MMR vaccine and its component vaccines contain trace amounts of neomycin. Although the amount present is less than that usually used for a skin test to determine hypersensitivity, persons who have experienced anaphylactic reactions to neomycin should not be given these vaccines. Most often, neomycin allergy is manifested by contact dermatitis rather than anaphylaxis. A history of contact dermatitis to neomycin is not a contraindication to receiving measles vaccine. Live measles virus vaccine does not contain penicillin.

Thrombocytopenia

Children who have a history of thrombocytopenic purpura or thrombocytopenia may be at increased risk for developing clinically significant thrombocytopenia after MMR vaccination. The decision to vaccinate should depend on the benefits of immunity to measles, mumps, and rubella and the risks for recurrence or exacerbation of thrombocytopenia after vaccination or during natural infections with measles or rubella. The benefits of immunization are usually greater than the potential risks, and administration of MMR vaccine is justified -- particularly with regard to the even greater risk for thrombocytopenia after measles or rubella disease. However, avoiding a subsequent dose might be prudent if the previous episode of thrombocytopenia occurred in close temporal proximity to (i.e., within 6 weeks after) the previous vaccination. Serologic evidence of measles immunity in such persons may be sought in lieu of MMR vaccination.

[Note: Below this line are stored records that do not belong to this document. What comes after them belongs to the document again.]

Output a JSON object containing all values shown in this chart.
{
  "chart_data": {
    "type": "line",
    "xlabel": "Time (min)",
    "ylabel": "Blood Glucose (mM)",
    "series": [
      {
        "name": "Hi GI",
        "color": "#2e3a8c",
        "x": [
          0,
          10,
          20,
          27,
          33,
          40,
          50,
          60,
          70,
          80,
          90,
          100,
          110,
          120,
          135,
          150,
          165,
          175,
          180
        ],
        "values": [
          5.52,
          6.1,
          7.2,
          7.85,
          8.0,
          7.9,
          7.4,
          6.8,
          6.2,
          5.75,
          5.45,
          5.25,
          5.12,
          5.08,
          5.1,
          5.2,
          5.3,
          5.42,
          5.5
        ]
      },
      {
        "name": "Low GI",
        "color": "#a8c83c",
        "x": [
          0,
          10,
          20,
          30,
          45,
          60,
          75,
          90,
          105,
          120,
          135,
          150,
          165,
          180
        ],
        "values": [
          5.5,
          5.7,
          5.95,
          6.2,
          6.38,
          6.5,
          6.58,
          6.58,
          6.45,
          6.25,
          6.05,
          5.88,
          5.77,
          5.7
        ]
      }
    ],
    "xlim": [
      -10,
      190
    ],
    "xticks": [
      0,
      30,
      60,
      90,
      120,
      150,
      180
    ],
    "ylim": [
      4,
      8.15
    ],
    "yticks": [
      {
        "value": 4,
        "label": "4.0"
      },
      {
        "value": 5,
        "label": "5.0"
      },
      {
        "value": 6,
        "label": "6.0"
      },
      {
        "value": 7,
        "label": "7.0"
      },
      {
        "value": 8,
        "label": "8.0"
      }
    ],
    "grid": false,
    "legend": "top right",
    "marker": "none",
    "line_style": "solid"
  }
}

Recent Administration of Immune Globulins

Previous recommendations, based on data from persons who received low doses of immune globulin preparations, stated that MMR and its individual component vaccines could be administered as early as 6 weeks to 3 months after administration of immune globulins (40,41). However, recent evidence suggests that high doses of immune globulins can inhibit the immune response to measles vaccine for more than 3 months (42,43). Administration of immune globulins also can inhibit the response to rubella vaccine (42). The effect of immune globulin preparations on the response to mumps vaccine is unknown, but commercial immune globulin preparations contain antibodies to these viruses.

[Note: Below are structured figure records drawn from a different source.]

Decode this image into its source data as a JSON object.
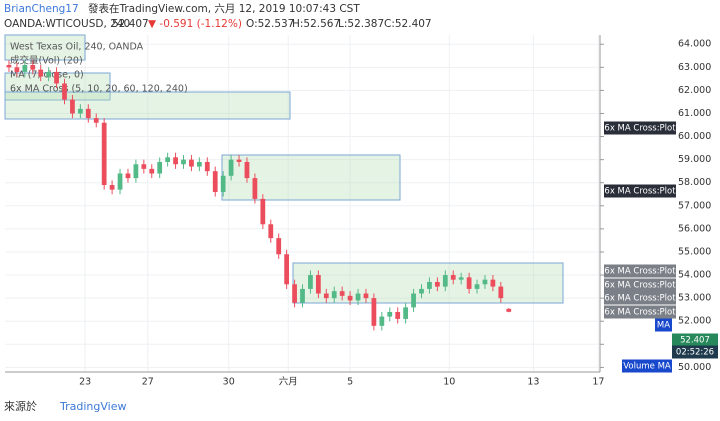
{
  "header": {
    "line1_user": "BrianCheng17",
    "line1_rest": "發表在TradingView.com, 六月 12, 2019 10:07:43 CST",
    "symbol": "OANDA:WTICOUSD, 240",
    "last": "52.407",
    "change": "▼ -0.591 (-1.12%)",
    "ohlc": [
      "O:52.537",
      "H:52.567",
      "L:52.387",
      "C:52.407"
    ]
  },
  "legend": [
    "West Texas Oil, 240, OANDA",
    "成交量(Vol) (20)",
    "MA (7, close, 0)",
    "6x MA Cross (5, 10, 20, 60, 120, 240)"
  ],
  "price_scale_tags": [
    {
      "text": "6x MA Cross:Plot",
      "style": "dark"
    },
    {
      "text": "6x MA Cross:Plot",
      "style": "dark"
    },
    {
      "text": "6x MA Cross:Plot",
      "style": "grey"
    },
    {
      "text": "6x MA Cross:Plot",
      "style": "grey"
    },
    {
      "text": "6x MA Cross:Plot",
      "style": "grey"
    },
    {
      "text": "6x MA Cross:Plot",
      "style": "grey"
    },
    {
      "text": "MA",
      "style": "blue"
    },
    {
      "text": "52.407",
      "style": "dark"
    },
    {
      "text": "02:52:26",
      "style": "dark"
    },
    {
      "text": "Volume MA",
      "style": "blue"
    }
  ],
  "footer": {
    "source": "來源於",
    "brand": "TradingView"
  },
  "chart_data": {
    "type": "candlestick",
    "up_color": "#53b987",
    "down_color": "#eb4d5c",
    "grid": true,
    "xlim": [
      -0.5,
      74.5
    ],
    "ylim": [
      49.8,
      64.4
    ],
    "xticks": [
      {
        "value": 9.6,
        "label": "23"
      },
      {
        "value": 17.5,
        "label": "27"
      },
      {
        "value": 27.7,
        "label": "30"
      },
      {
        "value": 35.2,
        "label": "六月"
      },
      {
        "value": 43.0,
        "label": "5"
      },
      {
        "value": 55.5,
        "label": "10"
      },
      {
        "value": 66.1,
        "label": "13"
      },
      {
        "value": 74.3,
        "label": "17"
      }
    ],
    "yticks": [
      {
        "value": 50,
        "label": "50.000"
      },
      {
        "value": 51,
        "label": "51.000"
      },
      {
        "value": 52,
        "label": "52.000"
      },
      {
        "value": 53,
        "label": "53.000"
      },
      {
        "value": 54,
        "label": "54.000"
      },
      {
        "value": 55,
        "label": "55.000"
      },
      {
        "value": 56,
        "label": "56.000"
      },
      {
        "value": 57,
        "label": "57.000"
      },
      {
        "value": 58,
        "label": "58.000"
      },
      {
        "value": 59,
        "label": "59.000"
      },
      {
        "value": 60,
        "label": "60.000"
      },
      {
        "value": 61,
        "label": "61.000"
      },
      {
        "value": 62,
        "label": "62.000"
      },
      {
        "value": 63,
        "label": "63.000"
      },
      {
        "value": 64,
        "label": "64.000"
      }
    ],
    "open": [
      63.1,
      63.0,
      62.8,
      63.1,
      62.9,
      62.6,
      62.8,
      62.3,
      61.6,
      61.0,
      61.2,
      60.8,
      60.6,
      57.9,
      57.7,
      58.4,
      58.2,
      58.8,
      58.6,
      58.4,
      58.9,
      59.1,
      58.8,
      59.0,
      58.7,
      58.9,
      58.5,
      57.6,
      58.3,
      59.0,
      58.9,
      58.2,
      57.3,
      56.2,
      55.6,
      54.9,
      53.6,
      52.8,
      53.4,
      54.0,
      53.2,
      53.0,
      53.3,
      53.1,
      52.9,
      53.2,
      53.0,
      51.8,
      52.2,
      52.4,
      52.1,
      52.6,
      53.2,
      53.4,
      53.7,
      53.5,
      54.0,
      53.8,
      53.9,
      53.4,
      53.6,
      53.8,
      53.5,
      52.537
    ],
    "high": [
      63.3,
      63.2,
      63.3,
      63.3,
      63.1,
      63.0,
      63.0,
      62.5,
      61.8,
      61.4,
      61.4,
      61.0,
      60.8,
      58.1,
      58.6,
      58.6,
      59.0,
      59.0,
      58.8,
      59.1,
      59.3,
      59.3,
      59.2,
      59.2,
      59.1,
      59.1,
      58.7,
      58.5,
      59.2,
      59.2,
      59.1,
      58.4,
      57.5,
      56.4,
      55.8,
      55.1,
      53.8,
      53.6,
      54.2,
      54.2,
      53.4,
      53.5,
      53.5,
      53.3,
      53.4,
      53.4,
      53.2,
      52.4,
      52.6,
      52.6,
      52.8,
      53.4,
      53.6,
      53.9,
      53.9,
      54.2,
      54.2,
      54.1,
      54.1,
      53.8,
      54.0,
      54.0,
      53.7,
      52.567
    ],
    "low": [
      62.8,
      62.6,
      62.6,
      62.7,
      62.4,
      62.4,
      62.1,
      61.4,
      60.8,
      60.8,
      60.6,
      60.4,
      57.7,
      57.5,
      57.5,
      58.0,
      58.0,
      58.4,
      58.2,
      58.2,
      58.7,
      58.6,
      58.6,
      58.5,
      58.5,
      58.3,
      57.4,
      57.4,
      58.1,
      58.7,
      58.0,
      57.1,
      56.0,
      55.4,
      54.7,
      53.4,
      52.6,
      52.6,
      53.2,
      53.0,
      52.8,
      52.8,
      52.9,
      52.7,
      52.7,
      52.8,
      51.6,
      51.6,
      52.0,
      51.9,
      51.9,
      52.4,
      53.0,
      53.2,
      53.3,
      53.3,
      53.6,
      53.6,
      53.2,
      53.2,
      53.4,
      53.3,
      52.8,
      52.387
    ],
    "close": [
      63.0,
      62.8,
      63.1,
      62.9,
      62.6,
      62.8,
      62.3,
      61.6,
      61.0,
      61.2,
      60.8,
      60.6,
      57.9,
      57.7,
      58.4,
      58.2,
      58.8,
      58.6,
      58.4,
      58.9,
      59.1,
      58.8,
      59.0,
      58.7,
      58.9,
      58.5,
      57.6,
      58.3,
      59.0,
      58.9,
      58.2,
      57.3,
      56.2,
      55.6,
      54.9,
      53.6,
      52.8,
      53.4,
      54.0,
      53.2,
      53.0,
      53.3,
      53.1,
      52.9,
      53.2,
      53.0,
      51.8,
      52.2,
      52.4,
      52.1,
      52.6,
      53.2,
      53.4,
      53.7,
      53.5,
      54.0,
      53.8,
      53.9,
      53.4,
      53.6,
      53.8,
      53.5,
      53.0,
      52.407
    ]
  }
}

Blood (e.g., whole blood, packed red blood cells, and plasma) and other antibody-containing blood products (e.g., immune globulin; specific immune globulins; and immune globulin, intravenous {IGIV}) can diminish the immune response to MMR or its individual component vaccines. Therefore, after an immune globulin preparation is received, these vaccines should not be administered before the recommended interval (Table_4) and (Table_5). However, the postpartum vaccination of rubella-susceptible women with the rubella or MMR vaccine should not be delayed because anti-Rho(D) IG (human) or any other blood product was received during the last trimester of pregnancy or at delivery. These women should be vaccinated immediately after delivery and, if possible, tested at least 3 months later to ensure immunity to rubella and, if necessary, to measles.

If administration of an immune globulin preparation becomes necessary because of imminent exposure to disease, MMR or its component vaccines can be administered simultaneously with the immune globulin preparation, although vaccine-induced immunity might be compromised. The vaccine should be administered at a site remote from that chosen for the immune globulin inoculation. Unless serologic testing indicates that specific antibodies have been produced, vaccination should be repeated after the recommended interval (Table_4) and (Table_5).

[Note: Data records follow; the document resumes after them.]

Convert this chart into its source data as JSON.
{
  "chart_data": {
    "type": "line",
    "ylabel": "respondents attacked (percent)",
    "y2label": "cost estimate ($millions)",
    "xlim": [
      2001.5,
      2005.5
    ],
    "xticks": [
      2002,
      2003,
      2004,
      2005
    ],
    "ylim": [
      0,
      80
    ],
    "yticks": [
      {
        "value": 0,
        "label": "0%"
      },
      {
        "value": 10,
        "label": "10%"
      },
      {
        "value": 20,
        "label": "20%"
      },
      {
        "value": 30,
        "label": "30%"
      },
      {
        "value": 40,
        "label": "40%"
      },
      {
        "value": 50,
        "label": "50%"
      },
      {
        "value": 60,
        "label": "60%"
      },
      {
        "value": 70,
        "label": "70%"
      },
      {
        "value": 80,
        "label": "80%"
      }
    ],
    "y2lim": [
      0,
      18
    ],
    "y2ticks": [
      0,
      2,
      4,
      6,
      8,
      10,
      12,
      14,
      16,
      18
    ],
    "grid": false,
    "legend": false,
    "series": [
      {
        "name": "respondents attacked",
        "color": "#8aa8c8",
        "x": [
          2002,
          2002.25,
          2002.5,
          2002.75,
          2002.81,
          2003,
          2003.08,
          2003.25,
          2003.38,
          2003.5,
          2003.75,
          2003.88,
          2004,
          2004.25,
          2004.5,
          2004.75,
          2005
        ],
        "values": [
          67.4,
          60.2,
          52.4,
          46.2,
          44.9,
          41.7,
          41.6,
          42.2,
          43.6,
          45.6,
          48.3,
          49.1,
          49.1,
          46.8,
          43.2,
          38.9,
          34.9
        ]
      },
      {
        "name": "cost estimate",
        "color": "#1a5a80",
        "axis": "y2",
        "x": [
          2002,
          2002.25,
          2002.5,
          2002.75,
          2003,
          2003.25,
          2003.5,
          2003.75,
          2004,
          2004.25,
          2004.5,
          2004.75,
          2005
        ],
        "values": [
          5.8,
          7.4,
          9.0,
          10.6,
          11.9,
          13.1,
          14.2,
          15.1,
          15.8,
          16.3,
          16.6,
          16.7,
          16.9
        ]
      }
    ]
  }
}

If administration of an immune globulin preparation becomes necessary after MMR or its individual component vaccines have been administered, interference can occur. Usually, vaccine virus replication and stimulation of immunity will occur 1-2 weeks after vaccination. Thus, if the interval between administration of any of these vaccines and subsequent administration of an immune globulin preparation is less than 14 days, vaccination should be repeated after the recommended interval (Table_4) and (Table_5), unless serologic testing indicates that antibodies were produced.